L’article 51 entre citoyenneté et patriotisme

Il aura fallu moins d’une semaine seulement de débats et de controverses pour que l’article 51 subisse un autre amendement. Entre la présentation des grandes lignes de l’avant-projet de révision de la Constitution et le Conseil des ministres, il s’est passé sans doute des choses dans les salons feutrés du Palais d’El Mouradia. Alors que dans la première mouture « dispatchée » aux médias l’article en question stipule que « l’égal accès aux fonctions et aux emplois au sein de l’Etat est garanti à tous les citoyens, sans autres conditions que celles fixées par la loi.

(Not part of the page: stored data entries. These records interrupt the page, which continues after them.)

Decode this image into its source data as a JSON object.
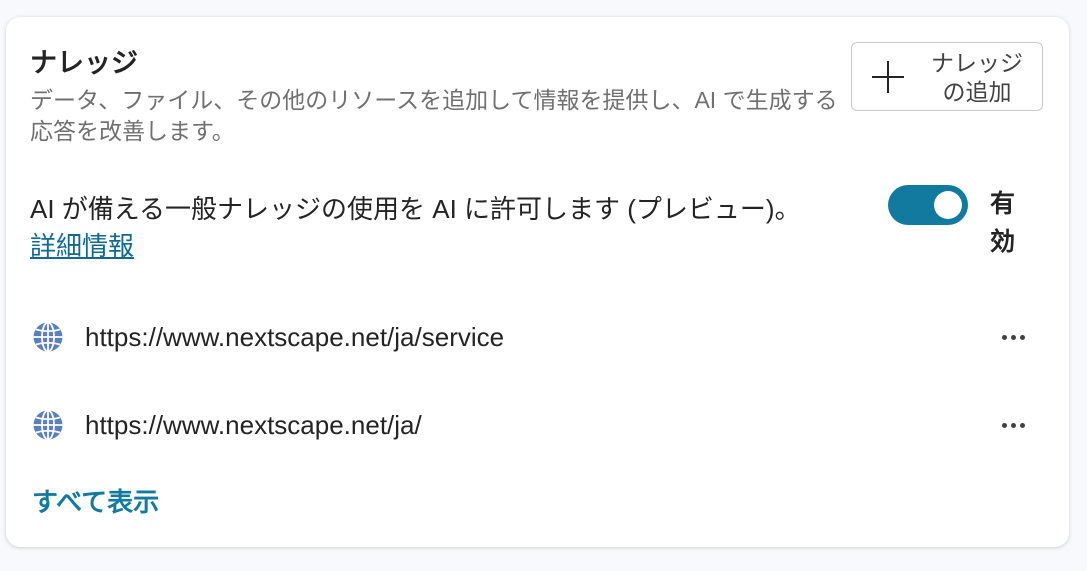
{
  "knowledge": {
    "title": "ナレッジ",
    "description": "データ、ファイル、その他のリソースを追加して情報を提供し、AI で生成する応答を改善します。",
    "add_button_label": "ナレッジの追加",
    "ai_general_knowledge_text": "AI が備える一般ナレッジの使用を AI に許可します (プレビュー)。",
    "learn_more_link": "詳細情報",
    "toggle_state": "on",
    "toggle_status_label": "有効",
    "sources": [
      {
        "url": "https://www.nextscape.net/ja/service",
        "icon": "globe-icon"
      },
      {
        "url": "https://www.nextscape.net/ja/",
        "icon": "globe-icon"
      }
    ],
    "show_all_label": "すべて表示"
  },
  "colors": {
    "accent": "#137a9f",
    "link": "#11698f",
    "text_primary": "#242424",
    "text_secondary": "#707070",
    "globe": "#5a7fbf"
  }
}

La nationalité algérienne exclusive est requise pour l’accès aux hautes responsabilités de l’Etat et aux fonctions politiques », voilà qu’une dépêche de l’agence publique, citant une source officielle, rapporte hier soir, à l’issue du Conseil des ministres, que le président Bouteflika a ordonné d’élargir l’article 51 du projet de révision de la Constitution en y ajoutant une disposition : « la loi déterminera la liste des hautes fonctions de l’Etat ».
Une information de dernière minute qui révèle le malaise que cet article a suscité au sein de la classe politique. Le premier à avoir réagi avec détermination est le patron du FLN, Amar Saâdani, qui rejeta catégoriquement l’esprit et la lettre de cet article sur les binationaux, estimant qu’il « sanctionnera » des milliers d’Algériens qui pourraient apporter beaucoup au pays en termes de développement et de compétences.
Selon des indiscrétions, Saâdani aura usé de tous les moyens possibles, notamment à travers l’intervention de ministres affiliés au parti lors du Conseil, ainsi que de courriers conséquents, pour que le chef de l’Etat use de son pouvoir pour « réorienter cet article ou le préciser sans se déjuger ». Pour les observateurs, l’action du chef du FLN serait dictée par le fait que cet article 51 serait inspiré par Ahmed Ouyahia lui-même, directeur de cabinet de la Présidence et SG par intérim du RND.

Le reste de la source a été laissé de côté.